Racconti, però, di averlo lasciato per un altro.
«Era il 1983 , un periodo di sofferenza per la mia carriera. Mi innamorai follemente del conte Umberto Marzotto e scappai con lui. Un giorno tornai nella nostra bellissima casa di Roma a prendere dei vestiti e Claudio mi disse: “Se te ne sei andata sarà stata anche colpa mia. Dimmi cosa posso fare?”. Quale uomo può dire una cosa simile dopo essere stato mollato? Tornai da lui. E non è che non si litighi o che non ci siano tentazioni: siamo sempre andati avanti giorno per giorno, concedendoci molti spazi reciproci».

Non avete avuto figli: hai dei rimpianti?
«Non più. Non è che non ci abbiamo provato. Ho tentato con la fecondazione assistita, con le punture di ormoni. Nulla. E la via dell’adozione era troppo complessa dal punto di vista burocratico. Ma ho un sacco di “figli” cui sono vicina e do consigli: sono i fan che mi scrivono».
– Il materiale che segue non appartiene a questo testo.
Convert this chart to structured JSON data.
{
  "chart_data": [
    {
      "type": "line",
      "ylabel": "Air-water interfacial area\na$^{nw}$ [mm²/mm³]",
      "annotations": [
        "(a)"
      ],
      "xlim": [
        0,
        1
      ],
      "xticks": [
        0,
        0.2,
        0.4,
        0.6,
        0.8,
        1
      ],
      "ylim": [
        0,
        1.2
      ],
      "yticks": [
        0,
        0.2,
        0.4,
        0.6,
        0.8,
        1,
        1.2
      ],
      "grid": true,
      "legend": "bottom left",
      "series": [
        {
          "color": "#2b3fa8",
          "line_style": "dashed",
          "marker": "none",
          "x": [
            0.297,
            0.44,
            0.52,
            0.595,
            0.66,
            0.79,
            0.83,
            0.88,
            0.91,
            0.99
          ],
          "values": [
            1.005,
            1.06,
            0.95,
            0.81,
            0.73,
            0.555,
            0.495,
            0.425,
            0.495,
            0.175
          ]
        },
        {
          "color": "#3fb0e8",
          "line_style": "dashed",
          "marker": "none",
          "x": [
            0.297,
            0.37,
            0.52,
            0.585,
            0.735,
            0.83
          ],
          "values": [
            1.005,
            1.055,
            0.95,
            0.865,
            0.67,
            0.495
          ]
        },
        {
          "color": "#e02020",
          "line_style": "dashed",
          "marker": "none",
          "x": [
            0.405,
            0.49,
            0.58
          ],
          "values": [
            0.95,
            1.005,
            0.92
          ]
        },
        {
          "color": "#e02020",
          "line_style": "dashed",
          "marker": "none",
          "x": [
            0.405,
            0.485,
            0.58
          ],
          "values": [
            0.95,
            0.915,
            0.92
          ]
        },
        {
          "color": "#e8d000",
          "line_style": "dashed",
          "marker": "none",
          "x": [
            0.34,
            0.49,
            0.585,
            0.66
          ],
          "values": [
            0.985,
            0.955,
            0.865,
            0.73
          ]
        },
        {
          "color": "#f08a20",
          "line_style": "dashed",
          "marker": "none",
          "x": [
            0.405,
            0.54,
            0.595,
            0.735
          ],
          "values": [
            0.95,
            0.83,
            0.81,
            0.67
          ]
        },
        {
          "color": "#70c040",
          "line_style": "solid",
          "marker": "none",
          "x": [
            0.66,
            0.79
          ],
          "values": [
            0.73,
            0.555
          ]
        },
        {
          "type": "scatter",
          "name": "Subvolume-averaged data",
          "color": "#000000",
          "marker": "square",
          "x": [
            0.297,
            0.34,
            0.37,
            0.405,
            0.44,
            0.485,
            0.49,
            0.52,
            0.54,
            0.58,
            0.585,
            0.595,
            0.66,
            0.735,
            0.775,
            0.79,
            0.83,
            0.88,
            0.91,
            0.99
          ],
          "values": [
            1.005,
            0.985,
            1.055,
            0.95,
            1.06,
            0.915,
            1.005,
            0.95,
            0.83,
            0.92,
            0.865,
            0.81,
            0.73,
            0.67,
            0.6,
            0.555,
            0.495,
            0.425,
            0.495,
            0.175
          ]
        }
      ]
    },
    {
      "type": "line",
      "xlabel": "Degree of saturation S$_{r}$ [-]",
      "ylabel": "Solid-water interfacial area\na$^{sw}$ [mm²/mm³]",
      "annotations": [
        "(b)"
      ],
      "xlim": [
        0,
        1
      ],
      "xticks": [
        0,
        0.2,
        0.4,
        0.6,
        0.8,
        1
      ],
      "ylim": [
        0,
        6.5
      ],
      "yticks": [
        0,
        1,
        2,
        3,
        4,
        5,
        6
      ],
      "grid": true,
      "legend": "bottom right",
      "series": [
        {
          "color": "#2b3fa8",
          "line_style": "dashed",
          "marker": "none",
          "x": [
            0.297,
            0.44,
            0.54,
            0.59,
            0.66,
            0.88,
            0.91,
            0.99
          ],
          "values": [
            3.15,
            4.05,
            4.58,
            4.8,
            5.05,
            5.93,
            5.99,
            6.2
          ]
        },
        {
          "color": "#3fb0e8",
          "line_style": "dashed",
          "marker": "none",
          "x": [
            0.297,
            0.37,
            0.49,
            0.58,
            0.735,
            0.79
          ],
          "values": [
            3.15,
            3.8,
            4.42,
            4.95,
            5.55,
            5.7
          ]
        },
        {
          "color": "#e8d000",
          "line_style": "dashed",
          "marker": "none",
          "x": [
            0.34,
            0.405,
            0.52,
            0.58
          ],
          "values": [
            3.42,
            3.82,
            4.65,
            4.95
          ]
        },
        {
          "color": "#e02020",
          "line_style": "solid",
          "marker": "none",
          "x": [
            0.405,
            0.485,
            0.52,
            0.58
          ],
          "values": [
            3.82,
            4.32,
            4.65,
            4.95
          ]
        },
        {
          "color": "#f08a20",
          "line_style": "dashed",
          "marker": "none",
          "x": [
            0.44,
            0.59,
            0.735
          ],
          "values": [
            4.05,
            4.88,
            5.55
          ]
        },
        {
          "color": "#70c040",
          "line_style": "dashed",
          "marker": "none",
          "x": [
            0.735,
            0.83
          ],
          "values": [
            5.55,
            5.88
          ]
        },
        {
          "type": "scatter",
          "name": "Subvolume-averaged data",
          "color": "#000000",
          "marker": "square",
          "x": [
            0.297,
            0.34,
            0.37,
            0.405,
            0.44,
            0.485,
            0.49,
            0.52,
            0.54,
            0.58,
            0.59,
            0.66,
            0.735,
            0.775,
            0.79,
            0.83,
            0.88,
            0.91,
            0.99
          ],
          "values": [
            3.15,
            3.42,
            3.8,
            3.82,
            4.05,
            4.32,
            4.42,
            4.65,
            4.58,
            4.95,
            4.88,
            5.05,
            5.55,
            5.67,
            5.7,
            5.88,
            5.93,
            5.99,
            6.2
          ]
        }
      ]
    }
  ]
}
Nel libro dici che potresti lasciare il mondo della musica: è così?
«Dopo la partecipazione all’ultimo Festival di Sanremo con Ditonellapiaga, la nostra canzone Chimica ha vinto il disco di platino; sono stata in cima alla classifiche estive con Faccio da me, in coppia con Tancredi. Insomma, sono ancora in vetta: sarebbe il momento giusto per lasciare».

Due anni fa, proprio mentre iniziava la pandemia, scopristi di avere un tumore.
«Si, al seno. Uno choc. La prima cosa che ho pensato è stata che non avrei potuto lasciare Claudio e i nostri amati cani, che per me sono come angeli. Per fortuna è stato preso in tempo, ma sono cambiata, dentro e fuori».